No se trataría del colonialismo clásico, ni de una relación imperial directa. Tampoco de una imposición coercitiva. Es, más bien, una forma de poder blando, ejercida en el campo del discurso, la moral y el conocimiento, que no gestiona territorios pero administra sentidos, no controla poblaciones pero gobierna narrativas, que terminan por ser hegemónicas en la interpretación de lo que sucede.

Este colonialismo es “menor” no por su impacto —que puede ser profundo— sino por su baja visibilidad, su aparente respetabilidad y su autoimagen progresista. Se apoya, paradójicamente, en un universalismo moral abstracto que termina produciendo ceguera frente a una realidad históricamente situada.

Aquí resulta clave la advertencia de Hannah Arendt: los derechos humanos, cuando se separan de las condiciones reales de pertenencia, se convierten en fórmulas vacías. El “derecho a tener derechos” no es una abstracción moral, sino una condición política situada.

El colonialismo menor se expresa en una forma de solidaridad pedagógica invertida: los venezolanos deben aprender de actores externos cómo interpretar su propia tragedia. Se les exige: paciencia histórica, comprensión geopolítica y madurez política. Mientras tanto, no se exige nada equivalente a quienes interpretan desde la distancia. Esta relación no es horizontal. Es una relación disciplinaria, donde la solidaridad funciona como recompensa a la docilidad narrativa.

Nombrar esta dinámica no es romper con la solidaridad internacional, sino rescatarla de su deriva colonial, imperialista y hegemonizante. La verdadera solidaridad no traduce de inmediato, no corrige el testimonio, no jerarquiza el dolor. Empieza por un gesto radicalmente simple y profundamente político: reconocer que quienes viven la violencia tienen prioridad para nombrarla.

La exhortación de Tom Yorke a que los venezolanos “dejen de mirarse el ombligo” no es una simple frase desafortunada, sino la síntesis de una relación asimétrica más profunda: la presunción de que quienes observan desde lejos poseen una mirada más amplia, más racional y moralmente más elevada que quienes viven la violencia en primera persona. El problema no es la crítica a la celebración de la violencia —una preocupación legítima—, sino el gesto de desposesión que la acompaña: la negación del derecho de los afectados a interpretar su propio presente, a nombrar sus dilemas y a decidir qué tensiones son para ellos políticamente relevantes.

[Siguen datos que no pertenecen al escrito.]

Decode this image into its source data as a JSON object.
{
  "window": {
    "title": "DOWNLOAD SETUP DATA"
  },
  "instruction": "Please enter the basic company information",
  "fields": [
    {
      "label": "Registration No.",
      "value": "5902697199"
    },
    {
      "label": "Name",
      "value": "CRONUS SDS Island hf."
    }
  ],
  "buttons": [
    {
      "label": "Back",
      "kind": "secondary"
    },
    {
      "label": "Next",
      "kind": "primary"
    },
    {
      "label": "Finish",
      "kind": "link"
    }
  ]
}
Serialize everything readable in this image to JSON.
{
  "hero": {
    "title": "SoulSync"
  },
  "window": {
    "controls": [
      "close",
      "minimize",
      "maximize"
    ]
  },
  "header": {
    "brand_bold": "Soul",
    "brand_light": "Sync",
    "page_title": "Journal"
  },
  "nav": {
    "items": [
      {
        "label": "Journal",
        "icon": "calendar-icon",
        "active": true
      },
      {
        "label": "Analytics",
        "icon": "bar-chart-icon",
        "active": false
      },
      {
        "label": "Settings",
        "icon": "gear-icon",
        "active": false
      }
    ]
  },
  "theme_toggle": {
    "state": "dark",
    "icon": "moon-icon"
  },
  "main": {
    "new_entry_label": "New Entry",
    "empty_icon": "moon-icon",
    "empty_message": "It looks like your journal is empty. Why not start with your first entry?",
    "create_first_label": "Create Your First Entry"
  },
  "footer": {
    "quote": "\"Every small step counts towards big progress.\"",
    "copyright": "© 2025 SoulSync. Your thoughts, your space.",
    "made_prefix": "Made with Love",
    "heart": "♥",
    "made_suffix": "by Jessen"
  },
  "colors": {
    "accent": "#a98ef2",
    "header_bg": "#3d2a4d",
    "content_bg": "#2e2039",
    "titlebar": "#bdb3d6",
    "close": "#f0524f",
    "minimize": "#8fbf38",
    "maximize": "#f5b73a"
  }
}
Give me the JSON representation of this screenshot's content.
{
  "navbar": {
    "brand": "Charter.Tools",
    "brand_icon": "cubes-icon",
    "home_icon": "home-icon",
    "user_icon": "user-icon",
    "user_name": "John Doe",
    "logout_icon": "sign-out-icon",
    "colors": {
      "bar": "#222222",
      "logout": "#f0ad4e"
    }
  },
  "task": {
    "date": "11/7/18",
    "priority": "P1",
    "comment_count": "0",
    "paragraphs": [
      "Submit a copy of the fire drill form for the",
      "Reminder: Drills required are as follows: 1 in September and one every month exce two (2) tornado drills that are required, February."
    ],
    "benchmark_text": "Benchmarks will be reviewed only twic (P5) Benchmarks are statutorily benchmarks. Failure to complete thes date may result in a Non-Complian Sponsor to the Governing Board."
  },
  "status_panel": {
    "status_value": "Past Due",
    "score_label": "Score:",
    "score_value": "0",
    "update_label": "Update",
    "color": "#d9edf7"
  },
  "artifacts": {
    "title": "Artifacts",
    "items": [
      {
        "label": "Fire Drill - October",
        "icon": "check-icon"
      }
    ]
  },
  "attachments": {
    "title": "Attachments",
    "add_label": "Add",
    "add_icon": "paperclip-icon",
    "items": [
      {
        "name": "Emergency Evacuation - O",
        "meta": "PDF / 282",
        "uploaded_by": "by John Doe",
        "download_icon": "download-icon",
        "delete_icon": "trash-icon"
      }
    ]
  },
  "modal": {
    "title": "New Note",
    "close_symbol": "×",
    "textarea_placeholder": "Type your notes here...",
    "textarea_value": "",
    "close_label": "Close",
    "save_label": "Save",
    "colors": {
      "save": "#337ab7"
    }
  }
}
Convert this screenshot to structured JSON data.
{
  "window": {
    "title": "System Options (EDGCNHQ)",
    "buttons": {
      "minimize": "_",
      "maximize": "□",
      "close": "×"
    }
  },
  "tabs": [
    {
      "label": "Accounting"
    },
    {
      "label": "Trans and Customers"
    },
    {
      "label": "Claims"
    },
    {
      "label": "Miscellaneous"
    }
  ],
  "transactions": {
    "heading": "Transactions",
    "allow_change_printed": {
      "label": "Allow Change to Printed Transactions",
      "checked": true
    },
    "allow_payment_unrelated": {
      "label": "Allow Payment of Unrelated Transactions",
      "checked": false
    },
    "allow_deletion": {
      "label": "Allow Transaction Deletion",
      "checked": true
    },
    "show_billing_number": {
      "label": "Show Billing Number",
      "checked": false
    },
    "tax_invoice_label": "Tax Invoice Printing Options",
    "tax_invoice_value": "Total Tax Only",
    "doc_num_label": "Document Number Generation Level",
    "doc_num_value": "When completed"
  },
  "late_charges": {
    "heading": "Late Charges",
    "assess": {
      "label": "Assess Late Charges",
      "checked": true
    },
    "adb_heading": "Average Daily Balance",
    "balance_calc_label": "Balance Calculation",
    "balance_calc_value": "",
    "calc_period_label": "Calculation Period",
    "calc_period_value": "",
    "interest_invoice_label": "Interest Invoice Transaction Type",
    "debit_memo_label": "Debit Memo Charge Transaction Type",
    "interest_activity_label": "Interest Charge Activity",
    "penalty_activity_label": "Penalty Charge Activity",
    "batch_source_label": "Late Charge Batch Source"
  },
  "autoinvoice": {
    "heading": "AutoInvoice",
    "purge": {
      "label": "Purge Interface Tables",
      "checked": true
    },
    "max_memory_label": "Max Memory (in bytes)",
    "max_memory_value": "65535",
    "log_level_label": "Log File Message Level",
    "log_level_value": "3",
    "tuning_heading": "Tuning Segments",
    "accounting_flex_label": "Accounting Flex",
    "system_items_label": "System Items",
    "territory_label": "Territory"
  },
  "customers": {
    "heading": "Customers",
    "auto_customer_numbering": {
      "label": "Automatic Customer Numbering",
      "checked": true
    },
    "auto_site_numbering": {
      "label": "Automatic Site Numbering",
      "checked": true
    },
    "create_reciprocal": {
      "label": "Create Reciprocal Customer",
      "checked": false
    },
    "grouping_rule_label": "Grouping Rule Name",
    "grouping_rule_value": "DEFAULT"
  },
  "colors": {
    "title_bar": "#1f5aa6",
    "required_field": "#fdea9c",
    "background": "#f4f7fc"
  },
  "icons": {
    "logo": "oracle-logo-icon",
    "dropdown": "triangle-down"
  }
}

Cuando la distancia se convierte en autoridad y el principio abstracto en vara disciplinaria, la solidaridad deja de ser un puente y se transforma en un dispositivo de tutela. Frente a ello, la tarea no es pedirle silencio al intelectual ni blindar el sufrimiento de toda crítica, sino restituir una jerarquía ética elemental: en los conflictos concretos, la primera palabra —y también la última— no puede pertenecer a quienes miran desde fuera, sino a quienes cargan con el peso de la historia sobre sus propios cuerpos.